First: Having sex with your submissives muddies the power dynamic between you, particularly with a female dominant. I myself don't believe that women intrinsically surrender power by being sexual, but a submissive's perceptions may have been shaped by the prevailing cultural stereotypes, even if there isn't a conscious awareness of it. And if a submissive begins to expect sex from a Mistress during a scene, it changes her/his focus from "how can I serve my Mistress?" to "when am I going to get off?" If I want sex and BDSM, there are plenty of people I can have no-strings kinky sex with. But sincere and talented submissives are hard to find, and once I've got one trained to my liking, I'm not about to jeopardize such an arrangement just for a few orgasms.
Stranger Personals
The other fact is that the no-sex rule helps head off emotional confusion on the submissive's part. I may be a sadist, but it's not my style to be a cold, distant bitch-goddess to my submissives. My D/s relationships are intimate, affectionate--I incorporate my submissives into my daily life. They become part of my chosen family. When we play, I get inside the walls that my submissives have put up to protect their hearts. I take them on intense physical and emotional trips that require their utter trust in me. Each time I do this, our bond grows deeper, and that's a beautiful thing.
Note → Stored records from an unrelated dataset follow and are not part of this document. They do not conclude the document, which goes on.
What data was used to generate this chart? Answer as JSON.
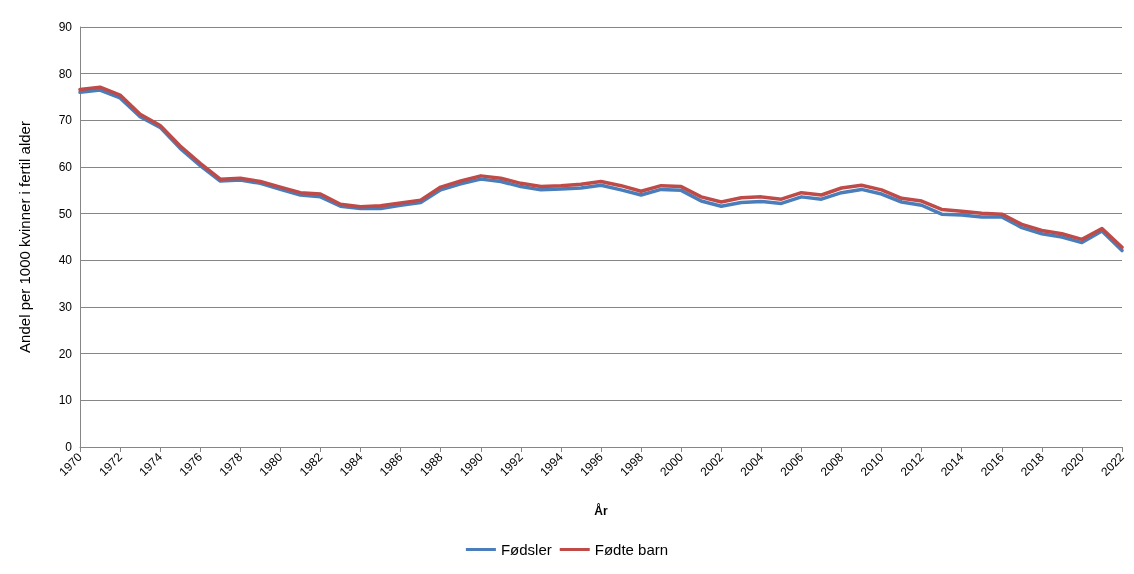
{
  "chart_data": {
    "type": "line",
    "xlabel": "År",
    "ylabel": "Andel per 1000 kvinner i fertil alder",
    "categories": [
      "1970",
      null,
      "1972",
      null,
      "1974",
      null,
      "1976",
      null,
      "1978",
      null,
      "1980",
      null,
      "1982",
      null,
      "1984",
      null,
      "1986",
      null,
      "1988",
      null,
      "1990",
      null,
      "1992",
      null,
      "1994",
      null,
      "1996",
      null,
      "1998",
      null,
      "2000",
      null,
      "2002",
      null,
      "2004",
      null,
      "2006",
      null,
      "2008",
      null,
      "2010",
      null,
      "2012",
      null,
      "2014",
      null,
      "2016",
      null,
      "2018",
      null,
      "2020",
      null,
      "2022"
    ],
    "series": [
      {
        "name": "Fødsler",
        "color": "#4a7ebb",
        "values": [
          76.0,
          76.5,
          74.8,
          70.8,
          68.5,
          64.0,
          60.3,
          57.0,
          57.2,
          56.5,
          55.2,
          54.0,
          53.6,
          51.6,
          51.1,
          51.1,
          51.8,
          52.4,
          55.1,
          56.4,
          57.4,
          56.9,
          55.8,
          55.1,
          55.3,
          55.5,
          56.1,
          55.1,
          54.0,
          55.2,
          55.0,
          52.7,
          51.6,
          52.4,
          52.6,
          52.2,
          53.6,
          53.1,
          54.5,
          55.2,
          54.2,
          52.5,
          51.8,
          49.9,
          49.7,
          49.3,
          49.3,
          47.0,
          45.7,
          45.0,
          43.8,
          46.3,
          42.1
        ]
      },
      {
        "name": "Fødte barn",
        "color": "#be4b48",
        "values": [
          76.6,
          77.1,
          75.4,
          71.3,
          68.9,
          64.5,
          60.8,
          57.4,
          57.6,
          56.9,
          55.7,
          54.5,
          54.2,
          52.0,
          51.5,
          51.7,
          52.3,
          52.9,
          55.7,
          57.0,
          58.1,
          57.6,
          56.5,
          55.8,
          56.0,
          56.3,
          56.9,
          56.0,
          54.8,
          56.0,
          55.8,
          53.6,
          52.5,
          53.4,
          53.6,
          53.1,
          54.5,
          54.0,
          55.5,
          56.1,
          55.1,
          53.3,
          52.7,
          50.9,
          50.5,
          50.1,
          49.9,
          47.7,
          46.4,
          45.7,
          44.5,
          46.8,
          42.8
        ]
      }
    ],
    "ylim": [
      0,
      90
    ],
    "yticks": [
      0,
      10,
      20,
      30,
      40,
      50,
      60,
      70,
      80,
      90
    ],
    "grid": "y",
    "legend": "bottom",
    "marker": "none",
    "line_style": "solid"
  }
}
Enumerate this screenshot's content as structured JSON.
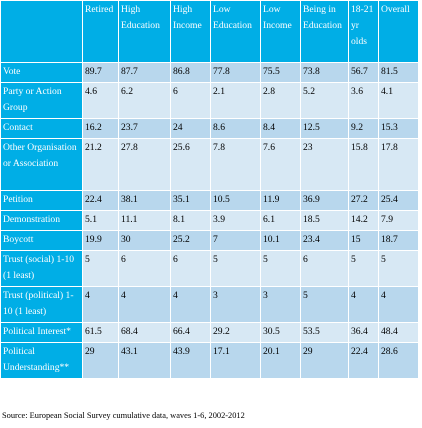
{
  "table": {
    "columns": [
      "Retired",
      "High Education",
      "High Income",
      "Low Education",
      "Low Income",
      "Being in Education",
      "18-21 yr olds",
      "Overall"
    ],
    "rows": [
      {
        "label": "Vote",
        "values": [
          "89.7",
          "87.7",
          "86.8",
          "77.8",
          "75.5",
          "73.8",
          "56.7",
          "81.5"
        ]
      },
      {
        "label": "Party or Action Group",
        "values": [
          "4.6",
          "6.2",
          "6",
          "2.1",
          "2.8",
          "5.2",
          "3.6",
          "4.1"
        ]
      },
      {
        "label": "Contact",
        "values": [
          "16.2",
          "23.7",
          "24",
          "8.6",
          "8.4",
          "12.5",
          "9.2",
          "15.3"
        ]
      },
      {
        "label": "Other Organisation or Association",
        "values": [
          "21.2",
          "27.8",
          "25.6",
          "7.8",
          "7.6",
          "23",
          "15.8",
          "17.8"
        ]
      },
      {
        "label": "Petition",
        "values": [
          "22.4",
          "38.1",
          "35.1",
          "10.5",
          "11.9",
          "36.9",
          "27.2",
          "25.4"
        ]
      },
      {
        "label": "Demonstration",
        "values": [
          "5.1",
          "11.1",
          "8.1",
          "3.9",
          "6.1",
          "18.5",
          "14.2",
          "7.9"
        ]
      },
      {
        "label": "Boycott",
        "values": [
          "19.9",
          "30",
          "25.2",
          "7",
          "10.1",
          "23.4",
          "15",
          "18.7"
        ]
      },
      {
        "label": "Trust (social) 1-10 (1 least)",
        "values": [
          "5",
          "6",
          "6",
          "5",
          "5",
          "6",
          "5",
          "5"
        ]
      },
      {
        "label": "Trust (political) 1-10 (1 least)",
        "values": [
          "4",
          "4",
          "4",
          "3",
          "3",
          "5",
          "4",
          "4"
        ]
      },
      {
        "label": "Political Interest*",
        "values": [
          "61.5",
          "68.4",
          "66.4",
          "29.2",
          "30.5",
          "53.5",
          "36.4",
          "48.4"
        ]
      },
      {
        "label": "Political Understanding**",
        "values": [
          "29",
          "43.1",
          "43.9",
          "17.1",
          "20.1",
          "29",
          "22.4",
          "28.6"
        ]
      }
    ]
  },
  "source": "Source: European Social Survey cumulative data, waves 1-6, 2002-2012",
  "colors": {
    "header": "#00aee6",
    "row_light": "#d7e8f4",
    "row_dark": "#b8d7ed"
  }
}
But I am not their lover, nor their partner--I am their Mistress, and it's important that the distinction be maintained. Otherwise a submissive may develop some white-picket-fence expectations that aren't going to be fulfilled. That leads to resentment, and nothing kills a relationship of any variety faster than simmering resentment.
Doing BDSM turns me on, and it would be easy, in the heat of a moment, to use my submissives to gratify those desires. But for me, it's about having the self-discipline to see the big picture: I don't fuck my submissive, because I don't want to fuck that relationship.